Subsequent Washington cases have reached divergent results, based primarily on the extent of an entity's government funding and governmental authority. For example, in Spokane Research & Defense Fund v. West Central Community Dev. Ass’n, 133 Wn. App. 602 (2006), the court found that a contract vendor in a city park was not the functional equivalent of a public agency. But, in Clarke v. Tri-Cities Animal Care and Control Shelter, 144 Wn. App. 185 (2008), the court found a non-profit entity providing enforcement of animal control laws under contract with city and county governments was the functional equivalent of an agency.
 

Don't Go Off the Deep End by Forgetting the OPMA

The attached news report from Port Angeles illustrates the problems of forgetting that joint agencies created by a combination of local governments are generally subject to the Open Public Meetings Act, to the same extent as the founding agencies themselves. Port Angeles pool director choice to be a 'do-over; Open Meetings Act is factor

In this case the board of a Pool District acted to hire a new director in a closed session after interviews. The Pool District was created by the City of Port Angeles and Clallam County The District Board apparently overlooked the Open Public Meetings Act (Chapter 42.30 RCW; “OPMA”) when it did so. The solution was to dry off, step back from the edge and dive anew into the hiring process – this time in public.

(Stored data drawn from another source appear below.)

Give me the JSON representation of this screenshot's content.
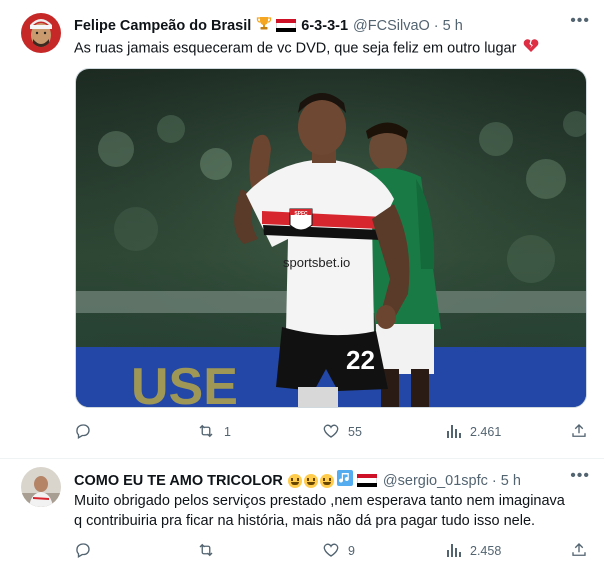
{
  "tweets": [
    {
      "display_name": "Felipe Campeão do Brasil",
      "name_suffix": "6-3-3-1",
      "handle": "@FCSilvaO",
      "time": "5 h",
      "text": "As ruas jamais esqueceram de vc DVD, que seja feliz em outro lugar",
      "image_text": {
        "shirt_brand": "sportsbet.io",
        "shirt_number": "22",
        "badge": "SPFC",
        "board": "USE"
      },
      "stats": {
        "replies": "",
        "retweets": "1",
        "likes": "55",
        "views": "2.461"
      }
    },
    {
      "display_name": "COMO EU TE AMO TRICOLOR",
      "handle": "@sergio_01spfc",
      "time": "5 h",
      "text_lines": [
        "Muito obrigado pelos serviços prestado ,nem esperava tanto nem  imaginava",
        "q contribuiria pra ficar na história, mais não dá pra pagar tudo isso nele."
      ],
      "stats": {
        "replies": "",
        "retweets": "",
        "likes": "9",
        "views": "2.458"
      }
    }
  ],
  "icons": [
    "trophy-icon",
    "egypt-flag-icon",
    "more-icon",
    "reply-icon",
    "retweet-icon",
    "like-icon",
    "views-icon",
    "share-icon",
    "broken-heart-icon",
    "music-note-icon",
    "grinning-face-icon"
  ],
  "colors": {
    "text": "#0f1419",
    "secondary": "#536471",
    "divider": "#eff3f4"
  }
}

This circumstance serves as a needed reminder that new, combination agencies created by public agencies are also governed by the Open Public Meetings Act. While the definition section of the OPMA (RCW 42.30.020) does not specifically include an agency created by two or more public agencies, it does include language that covers “[a]ny subagency of a public agency which is created by or pursuant to a statute, ordinance or other legislative acts. . . .” RCW 42.30.020(c).

Washington courts have broadly interpreted both the OPMA and the Public Records Act (Chapter 42.56 RCW), as the legislation for both acts directs. An example of the breadth of this interpretation is Telford v. Thurston County Board of Commissioners, 95. Wn. App. 149, 974 P.2d 886 (1999). In Telford, the Court of Appeals held that the Washington Association of Counties and the Washington Association of County Officials were both public agencies for purposes of the Campaign Finance part of the Public Records Act. This case gave rise to what has come to be know as the “Telford test” for determining what is a public agency: (1) whether the entity performs a public function; (2) the level of government funding; (3) the extent of government involvement or regulation; and (4) whether the entity was created by government.

Here, the Pool District meets each of those four parts of the “Telford test.” [See, for example, Clarke v. Tri-Cities Animal Care & Control Shelter, 144 Wn. App. 185, 181 P.3d 881 (2008), applying the “Telford test, to hold that the Animal Shelter – even though a privately run corporation – was a public agency for purposes of the Public Records Act.] The OPMA therefore applies to the Pool District, and a public reconsideration of the District’s hiring decision was the right thing to do.